Ascot Racecourse enjoys some of the most spectacular Group1 fixtures in the UK. The world famous venue hosts nine of the 32 annual Group1 races, including the infamous Ascot Gold Cup, the Queen Anne Stakes and the King’s Stand Stakes; taking place over 25 annual race days for both flat and jump events.
Ascot is also known as the home of the Royal Ascot Festival and lives up to its Royal title through its close distance from Windsor Castle. Ascot is the racing venue favoured by many members of the Royal Family. The Queen attends the Royal Ascot Festival every year, along with relatives and other aristocratic associates. For anyone who enjoys the experience of traditional horse racing a visit to Ascot Racecourse should be top of the list.
Ascot Racecourse History
Horse racing has been taking place at Ascot Racecourse for over 300 years. Although for the majority of that time there was just a single annual meeting, the Royal meeting.
In 1711 Queen Anne founded the racecourse, she described the area of heath land as an ideal place for “horses to gallop at full stretch.” and Her Majesty’s Plate, the first race, saw plenty of galloping. The race was in fact a series of three heats, each over a distance of 4 miles, in which the seven runners each had to carry 12 stone. Ascot still hosts the UK’s longest flat race, the Queen Alexandra Stakes.

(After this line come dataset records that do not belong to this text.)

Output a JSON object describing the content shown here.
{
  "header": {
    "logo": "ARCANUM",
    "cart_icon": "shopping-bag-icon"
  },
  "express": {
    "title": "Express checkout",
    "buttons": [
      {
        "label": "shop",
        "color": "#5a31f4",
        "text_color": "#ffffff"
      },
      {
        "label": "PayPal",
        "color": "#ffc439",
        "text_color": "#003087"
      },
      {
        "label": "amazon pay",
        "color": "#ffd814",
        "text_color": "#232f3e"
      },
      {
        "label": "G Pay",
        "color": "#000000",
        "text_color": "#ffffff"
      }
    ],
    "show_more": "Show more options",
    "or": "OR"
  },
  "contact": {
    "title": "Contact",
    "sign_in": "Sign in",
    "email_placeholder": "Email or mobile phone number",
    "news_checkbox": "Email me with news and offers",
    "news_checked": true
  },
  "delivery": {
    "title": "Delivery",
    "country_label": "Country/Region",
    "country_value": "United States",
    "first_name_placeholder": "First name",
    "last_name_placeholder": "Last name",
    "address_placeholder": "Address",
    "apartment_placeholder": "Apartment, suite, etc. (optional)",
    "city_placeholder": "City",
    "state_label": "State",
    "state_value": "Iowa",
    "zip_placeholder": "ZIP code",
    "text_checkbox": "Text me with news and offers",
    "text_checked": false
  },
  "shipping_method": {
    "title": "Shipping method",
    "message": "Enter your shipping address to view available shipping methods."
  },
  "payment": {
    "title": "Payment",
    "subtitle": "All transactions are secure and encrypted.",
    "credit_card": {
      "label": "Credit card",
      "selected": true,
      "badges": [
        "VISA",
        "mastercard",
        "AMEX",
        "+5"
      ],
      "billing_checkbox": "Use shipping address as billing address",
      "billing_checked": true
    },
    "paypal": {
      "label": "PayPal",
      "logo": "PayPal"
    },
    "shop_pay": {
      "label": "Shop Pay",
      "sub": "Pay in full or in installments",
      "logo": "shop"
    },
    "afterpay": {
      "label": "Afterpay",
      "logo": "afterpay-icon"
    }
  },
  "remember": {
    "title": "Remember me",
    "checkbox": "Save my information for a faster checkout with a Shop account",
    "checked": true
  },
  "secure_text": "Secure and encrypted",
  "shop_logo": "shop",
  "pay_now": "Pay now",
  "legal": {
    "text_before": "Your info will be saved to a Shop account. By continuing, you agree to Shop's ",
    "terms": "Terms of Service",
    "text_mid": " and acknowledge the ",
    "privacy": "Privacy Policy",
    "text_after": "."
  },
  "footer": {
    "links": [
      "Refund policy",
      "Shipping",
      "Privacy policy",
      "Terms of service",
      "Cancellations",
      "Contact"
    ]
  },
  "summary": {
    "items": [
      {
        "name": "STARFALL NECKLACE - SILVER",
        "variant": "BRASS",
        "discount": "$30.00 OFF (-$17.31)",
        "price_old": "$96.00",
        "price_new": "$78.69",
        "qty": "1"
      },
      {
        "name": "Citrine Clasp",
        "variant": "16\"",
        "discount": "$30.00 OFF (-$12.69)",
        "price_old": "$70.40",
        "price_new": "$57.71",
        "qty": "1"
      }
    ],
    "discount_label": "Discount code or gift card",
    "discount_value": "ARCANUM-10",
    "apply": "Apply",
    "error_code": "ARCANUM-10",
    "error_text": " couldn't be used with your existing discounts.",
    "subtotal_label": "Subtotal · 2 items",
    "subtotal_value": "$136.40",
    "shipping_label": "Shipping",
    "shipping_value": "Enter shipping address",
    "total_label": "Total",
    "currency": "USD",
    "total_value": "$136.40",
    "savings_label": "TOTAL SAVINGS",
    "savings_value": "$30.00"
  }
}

Laid out in the late 18th century, the first proper track has remained largely unchanged since then. A Parliamentary Act of Enclosure passed in 1813 ensured that the area, although the property of the Crown, would be kept and used as a racecourse.
Until 1939, the Royal meeting was the only racing to take place at Ascot. It remained a flat venue until after the closure in 1962 of nearby Hurst Park racecourse. Ascot then developed its own jumps course to take over the Hurst Park fixtures. The first meeting on the National Hunt track took place in 1965.
It’s perhaps because jump racing is relatively new to Ascot that the course has yet to establish its place as a major National Hunt venue, although The Long Walk Hurdle and the Victor Chandler Chase now enjoy a significance comparable to the Cheltenham Festival trials. The decision in 2009 of the BBC to drop coverage of jump racing at Ascot ithas meant that Channel 4 now has the live coverage of this exciting sport.